И она поцеловала его в щеку, около покрасневшего уха.
– Не трогай меня!.. Отойди!.. – и, поведя плечами, тихо добавил: – Я грязный…
Лилечка засмеялась и, щекоча за ухом, сказала:
– Ты чистенький, Павля! Помнишь, как мы с тобою вместе в ванне купались? Ты был беленький, как поросеночек, такой чистенький-чисте-е-нький!
– Отойди, Лилечка! Пожалуйста! Ради Бога!
– Не отойду, пока ты не станешь веселый. У тебя около уха маленькие бачки. Я сейчас только увидела. Дай, я поцелую их!
– Отойди, Лиля! Не трогай меня! Говорю я тебе, – глухо говорил Павел, пряча лицо, – я гря… грязный… Грязный! – тяжело выдохнул он мучительное слово и весь, с головы до ног, содрогнулся от мгновенно пронесшегося и сдержанного рыдания.
– Что с тобою, Павля, родной? – испугалась Лилечка. – Хочешь, я папу позову?
Павел глухо, но спокойно ответил:
– Нет, не надо. Ничего со мною. Голова немного болит.
Лилечка недоверчиво и нежно гладила стриженый и крутой затылок и задумчиво смотрела на него. Потом сказала безразличным тоном:
– А вчера о тебе Катя Реймер спрашивала.
После некоторого молчания Павел, не обертываясь, спросил:
– Что спрашивала?
– Да так, вообще: как ты живешь, что делаешь, почему никогда не придешь к ним. Ведь они тебя звали?
– Очень ей нужно…
– Нет, Павля, не говори! Ты ее не знаешь. Она очень умная и развитая и интересуется тобою. Ты думаешь, она только танцы любит, а она много читает и кружок для чтения хочет устроить.
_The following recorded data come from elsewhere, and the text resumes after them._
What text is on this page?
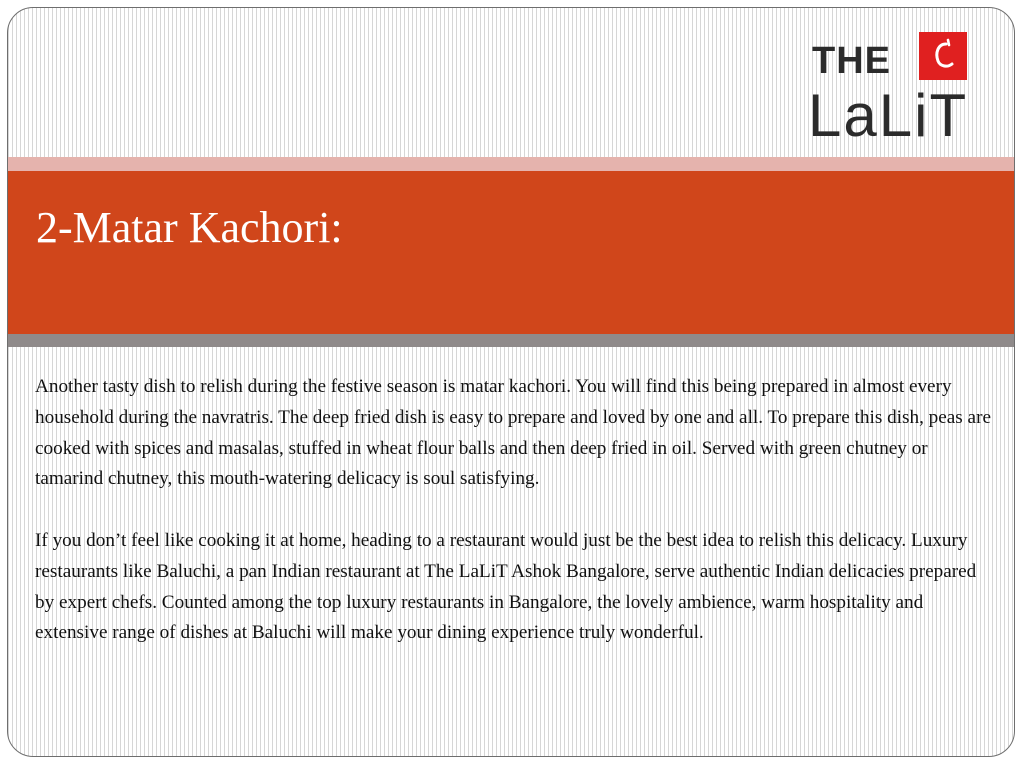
THE
LaLiT
2-Matar Kachori:

Another tasty dish to relish during the festive season is matar kachori. You will find this being prepared in almost every household during the navratris. The deep fried dish is easy to prepare and loved by one and all. To prepare this dish, peas are cooked with spices and masalas, stuffed in wheat flour balls and then deep fried in oil. Served with green chutney or tamarind chutney, this mouth-watering delicacy is soul satisfying.

If you don’t feel like cooking it at home, heading to a restaurant would just be the best idea to relish this delicacy. Luxury restaurants like Baluchi, a pan Indian restaurant at The LaLiT Ashok Bangalore, serve authentic Indian delicacies prepared by expert chefs. Counted among the top luxury restaurants in Bangalore, the lovely ambience, warm hospitality and extensive range of dishes at Baluchi will make your dining experience truly wonderful.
Она постоянно говорит мне: «Какой умный твой брат».
– Она кокетка… и дрянь.
Лилечка вспыхнула, гневно оттолкнула Павла и встала.
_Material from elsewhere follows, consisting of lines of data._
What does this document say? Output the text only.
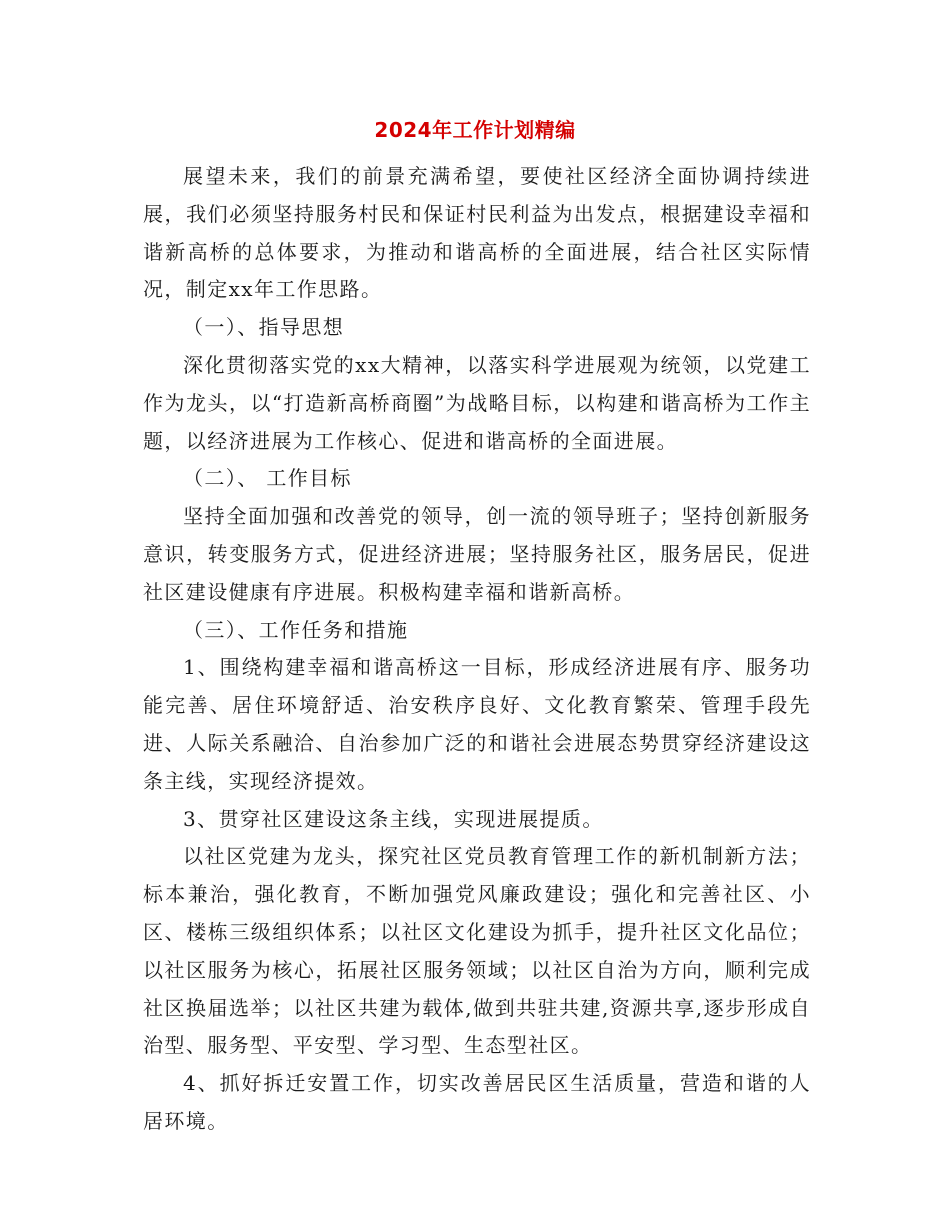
2024年工作计划精编

展望未来，我们的前景充满希望，要使社区经济全面协调持续进展，我们必须坚持服务村民和保证村民利益为出发点，根据建设幸福和谐新高桥的总体要求，为推动和谐高桥的全面进展，结合社区实际情况，制定xx年工作思路。

（一）、指导思想

深化贯彻落实党的xx大精神，以落实科学进展观为统领，以党建工作为龙头，以“打造新高桥商圈”为战略目标，以构建和谐高桥为工作主题，以经济进展为工作核心、促进和谐高桥的全面进展。

（二）、 工作目标

坚持全面加强和改善党的领导，创一流的领导班子；坚持创新服务意识，转变服务方式，促进经济进展；坚持服务社区，服务居民，促进社区建设健康有序进展。积极构建幸福和谐新高桥。

（三）、工作任务和措施

1、围绕构建幸福和谐高桥这一目标，形成经济进展有序、服务功能完善、居住环境舒适、治安秩序良好、文化教育繁荣、管理手段先进、人际关系融洽、自治参加广泛的和谐社会进展态势贯穿经济建设这条主线，实现经济提效。

3、贯穿社区建设这条主线，实现进展提质。

以社区党建为龙头，探究社区党员教育管理工作的新机制新方法；标本兼治，强化教育，不断加强党风廉政建设；强化和完善社区、小区、楼栋三级组织体系；以社区文化建设为抓手，提升社区文化品位；以社区服务为核心，拓展社区服务领域；以社区自治为方向，顺利完成社区换届选举；以社区共建为载体,做到共驻共建,资源共享,逐步形成自治型、服务型、平安型、学习型、生态型社区。

4、抓好拆迁安置工作，切实改善居民区生活质量，营造和谐的人居环境。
– Сам ты дурной, если так говоришь.
– Дурной? Да. Что же из этого? – вызывающе сказал Павел, злыми и блестящими глазами глядя на сестру.
– То, что не смеешь так говорить! Не смеешь! – крикнула Лилечка, вся красная, с такими же злыми и блестящими глазами.
– Нет, ведь я дурной! – настаивал Павел.
– Грубый, несносный, всем отравляешь жизнь… Эгоист!
– А она дрянь, твоя Кать… Катя. И все вы дрянь, шушера!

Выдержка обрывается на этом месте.